Four Ways To Shatter Your Own Glass Ceiling
Four Ways To Shatter Your Own Glass Ceiling
by Sara Connell (Reposted from Forbes.com)
According to 2018 FreshBooks data, self-employed women, including female entrepreneurs and freelancers, earn 28% less than men.
When my friend first showed me this statistic, I was shocked. We hear plenty about women working in companies earning 25% less than men, but I attributed that trend to the remaining tentacles of patriarchal structure that forged much of corporate America. However, freelancers and entrepreneurs set their own rates.
Questions began to swirl in my mind. What was causing this glass ceiling? Were consumers not willing to pay women entrepreneurs as much as they’d pay men, or were women not charging the same rates as men for the same work? Did women undervalue their work? Were they afraid to ask for similar rates?
The subject of this self-imposed glass ceiling did not leave my mind. As I explored these questions, my surprise at the female-male entrepreneur discrepancy subsided. I recalled this 2014 Atlantic Monthly article on “The Confidence Gap” that reported women consistently undervalue their worth, skills and performance by 20-30% (men tend to overvalue by about the same amount).
Many studies have linked confidence to success, income and other performance indicators, so I started to realize that this confidence gap could be at the root of the income discrepancy.
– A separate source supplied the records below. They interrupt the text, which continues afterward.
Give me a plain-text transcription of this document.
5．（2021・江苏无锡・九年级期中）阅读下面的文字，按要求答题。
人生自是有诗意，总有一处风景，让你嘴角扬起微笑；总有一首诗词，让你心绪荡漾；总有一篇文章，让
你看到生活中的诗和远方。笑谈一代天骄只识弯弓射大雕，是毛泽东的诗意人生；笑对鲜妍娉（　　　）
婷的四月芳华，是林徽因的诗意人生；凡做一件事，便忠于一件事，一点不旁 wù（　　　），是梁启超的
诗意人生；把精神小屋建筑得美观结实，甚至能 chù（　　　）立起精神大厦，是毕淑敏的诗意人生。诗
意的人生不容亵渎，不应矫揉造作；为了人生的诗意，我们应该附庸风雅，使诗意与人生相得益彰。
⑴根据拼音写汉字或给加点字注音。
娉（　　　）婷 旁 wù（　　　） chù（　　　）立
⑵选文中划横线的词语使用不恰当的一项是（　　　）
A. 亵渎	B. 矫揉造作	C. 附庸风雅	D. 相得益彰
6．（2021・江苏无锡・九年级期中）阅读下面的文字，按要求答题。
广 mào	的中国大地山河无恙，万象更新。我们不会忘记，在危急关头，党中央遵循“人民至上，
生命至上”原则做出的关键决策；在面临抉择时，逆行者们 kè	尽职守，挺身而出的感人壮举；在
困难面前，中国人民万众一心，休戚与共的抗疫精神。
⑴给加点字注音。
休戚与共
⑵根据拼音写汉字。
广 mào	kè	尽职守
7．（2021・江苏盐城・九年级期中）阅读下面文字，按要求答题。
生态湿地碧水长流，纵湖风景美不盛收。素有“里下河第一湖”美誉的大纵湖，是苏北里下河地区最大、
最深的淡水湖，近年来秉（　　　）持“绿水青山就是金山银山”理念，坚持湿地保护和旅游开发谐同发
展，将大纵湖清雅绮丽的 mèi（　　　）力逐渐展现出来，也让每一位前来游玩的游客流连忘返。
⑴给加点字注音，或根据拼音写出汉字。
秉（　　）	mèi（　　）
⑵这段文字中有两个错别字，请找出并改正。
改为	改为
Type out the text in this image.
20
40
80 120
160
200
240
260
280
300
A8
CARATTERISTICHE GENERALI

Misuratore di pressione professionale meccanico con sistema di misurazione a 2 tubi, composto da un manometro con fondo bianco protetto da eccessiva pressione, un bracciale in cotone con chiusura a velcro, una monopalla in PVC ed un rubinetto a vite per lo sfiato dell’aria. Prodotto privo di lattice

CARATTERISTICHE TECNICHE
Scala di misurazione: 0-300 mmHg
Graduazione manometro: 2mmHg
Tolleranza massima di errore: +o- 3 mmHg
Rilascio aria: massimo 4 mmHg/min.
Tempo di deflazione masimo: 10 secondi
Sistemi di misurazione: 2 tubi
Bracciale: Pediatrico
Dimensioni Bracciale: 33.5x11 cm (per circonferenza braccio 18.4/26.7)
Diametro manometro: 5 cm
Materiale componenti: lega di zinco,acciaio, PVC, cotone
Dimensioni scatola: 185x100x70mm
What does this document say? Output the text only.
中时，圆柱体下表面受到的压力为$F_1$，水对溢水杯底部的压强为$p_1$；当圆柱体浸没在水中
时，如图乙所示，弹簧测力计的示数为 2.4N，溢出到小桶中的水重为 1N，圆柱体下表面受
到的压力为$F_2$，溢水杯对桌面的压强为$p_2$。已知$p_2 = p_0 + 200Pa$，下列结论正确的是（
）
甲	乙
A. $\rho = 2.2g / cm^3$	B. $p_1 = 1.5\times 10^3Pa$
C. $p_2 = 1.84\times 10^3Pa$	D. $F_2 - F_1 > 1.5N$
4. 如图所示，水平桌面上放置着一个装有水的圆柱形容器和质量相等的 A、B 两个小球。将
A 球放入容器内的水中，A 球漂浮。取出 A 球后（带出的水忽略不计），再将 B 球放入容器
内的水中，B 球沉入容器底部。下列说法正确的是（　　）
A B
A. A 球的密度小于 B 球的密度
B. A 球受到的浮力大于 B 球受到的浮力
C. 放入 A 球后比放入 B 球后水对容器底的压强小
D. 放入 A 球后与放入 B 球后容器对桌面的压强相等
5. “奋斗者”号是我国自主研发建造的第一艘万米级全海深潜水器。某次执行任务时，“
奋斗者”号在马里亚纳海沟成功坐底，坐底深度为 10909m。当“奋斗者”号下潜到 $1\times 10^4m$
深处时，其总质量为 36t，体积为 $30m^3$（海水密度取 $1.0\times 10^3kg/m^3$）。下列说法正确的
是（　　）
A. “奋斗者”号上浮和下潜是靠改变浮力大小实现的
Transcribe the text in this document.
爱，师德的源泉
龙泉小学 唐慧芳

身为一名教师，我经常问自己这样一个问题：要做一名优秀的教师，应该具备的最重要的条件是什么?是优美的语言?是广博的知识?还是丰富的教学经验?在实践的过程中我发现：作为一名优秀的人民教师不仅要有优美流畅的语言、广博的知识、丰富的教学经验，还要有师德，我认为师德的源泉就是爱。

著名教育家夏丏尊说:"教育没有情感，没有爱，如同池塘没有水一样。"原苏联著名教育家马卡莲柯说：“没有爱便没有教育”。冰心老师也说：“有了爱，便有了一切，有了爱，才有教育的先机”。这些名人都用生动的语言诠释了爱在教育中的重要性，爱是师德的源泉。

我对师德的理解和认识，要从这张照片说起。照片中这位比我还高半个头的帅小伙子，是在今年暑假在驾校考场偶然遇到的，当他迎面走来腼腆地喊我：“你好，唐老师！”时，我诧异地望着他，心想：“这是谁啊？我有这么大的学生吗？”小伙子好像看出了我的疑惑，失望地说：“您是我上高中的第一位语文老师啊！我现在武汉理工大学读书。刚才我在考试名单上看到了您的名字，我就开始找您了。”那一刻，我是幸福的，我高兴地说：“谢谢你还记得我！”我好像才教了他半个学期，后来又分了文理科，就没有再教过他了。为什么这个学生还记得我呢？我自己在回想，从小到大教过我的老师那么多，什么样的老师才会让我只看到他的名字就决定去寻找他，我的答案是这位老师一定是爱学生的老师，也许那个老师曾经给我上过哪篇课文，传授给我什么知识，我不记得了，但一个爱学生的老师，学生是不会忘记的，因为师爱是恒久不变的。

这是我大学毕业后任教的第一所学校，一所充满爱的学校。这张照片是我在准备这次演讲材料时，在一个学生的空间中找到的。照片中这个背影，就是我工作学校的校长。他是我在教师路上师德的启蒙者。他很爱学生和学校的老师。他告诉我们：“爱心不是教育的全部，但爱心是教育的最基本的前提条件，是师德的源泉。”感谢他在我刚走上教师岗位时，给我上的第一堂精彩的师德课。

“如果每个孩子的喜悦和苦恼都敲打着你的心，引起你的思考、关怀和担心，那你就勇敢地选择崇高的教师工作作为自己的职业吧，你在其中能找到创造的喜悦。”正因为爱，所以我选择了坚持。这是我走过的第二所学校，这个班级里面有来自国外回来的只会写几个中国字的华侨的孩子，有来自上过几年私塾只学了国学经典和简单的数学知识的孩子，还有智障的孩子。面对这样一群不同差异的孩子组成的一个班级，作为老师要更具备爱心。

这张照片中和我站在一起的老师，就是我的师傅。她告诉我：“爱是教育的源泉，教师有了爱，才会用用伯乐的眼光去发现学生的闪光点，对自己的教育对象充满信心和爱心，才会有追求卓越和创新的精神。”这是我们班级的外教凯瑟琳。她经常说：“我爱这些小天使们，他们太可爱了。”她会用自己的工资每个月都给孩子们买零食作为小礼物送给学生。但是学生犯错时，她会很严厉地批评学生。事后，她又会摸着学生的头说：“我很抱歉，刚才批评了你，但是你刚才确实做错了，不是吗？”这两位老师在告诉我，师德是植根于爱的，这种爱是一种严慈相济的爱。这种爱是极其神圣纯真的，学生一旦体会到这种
As a coach, I also know that when it comes to behavioral change, it is helpful (even essential) to become aware of a problem; however, that is only the first step toward a solution.
My next step was to see if I could identify a road map that would help my fellow female entrepreneurs smash the barrier above our heads and, by doing so, fulfill more of our earnings and leadership potential. After some starts and stops, here are the four steps that I have seen make a difference for myself and other women.
1. Research what the men in your field charge for the projects you deliver.
Conduct a Google search or a poll on social media, or ask male colleagues. Find out what the average male entrepreneur is charging for the work you do, and compare that number to your own rates. If there’s a gap, note it, and make a vow to smash that ceiling.
Here’s an example: One of my new clients has been coaching and speaking for over 10 years and spoke at TEDx. She makes about $200,000 per year. A male coach I know has been coaching half the time and also spoke at TEDx, and he is scaling to eight figures a year.
2. Reprogram your brain.
Charging more when we hold opposing (often subconscious) beliefs can be like swimming with a giant undertow. We’ll falter and perhaps back down. Before determining your new rates, time travel back to your early memories about money. What messages did you receive from parents, grandparents, community, school, religion and culture about your earning abilities and worth? Once you inventory those messages, circle the ones you still (on some level) believe.
Thanks to our brain’s amazing plasticity, beliefs can be revised. Write a new list of what you want to believe about yourself and your earning potential. Read those new beliefs at least 20 times a day, and visualize your life with that as your reality.
3. Add a zero.
A mentor of mine (who has smashed her glass ceiling) gave her mentees the assignment to “add a zero” every time they launched an offer. So if they were going to price something at $497, she’d tell them to up the value and charge $4,970. If they wanted to make $100,000 per year, she would say aim for $1 million.
A friend’s coach recommends something similar to his women clients. He suggests tripling whatever you need to cover your lifestyle; that will give you money for investments and launching new ventures (two things we see women pursuing less than men).
4. Get in the room with high earners.
For several years, I made only $20,000 per year as a coach. For me, the big shift came when I heard Tony Robbins paraphrase a quote famously attributed to Jim Rohn: Your wealth will reflect the five people with whom you spend the most time.
As a writer-coach, most of my friends and colleagues were also struggling. I found a mastermind with a mentor making seven figures a year and made up of women all earning six figures a year. After joining, I made $70,000 in nine months and have doubled or tripled my business every year since.
As an entrepreneur and artist myself, I appreciate how uncomfortable it can be to raise our rates and to stand confidently in our own worth. We have faced centuries of conditioning, oppression and messages that women are secondary. If charging more feels daunting, consider doing it not just for yourself, but for your daughter, niece or colleague.
The world will not change unless we change it. Every woman who closes the confidence gap and smashes her glass ceiling gives other women permission and modeling to do the same. Entrepreneurs, female and male, are inherently made for adventure and charting new territories. How wonderful would it be for the female entrepreneurs of the world to be the first to equalize the pay scale?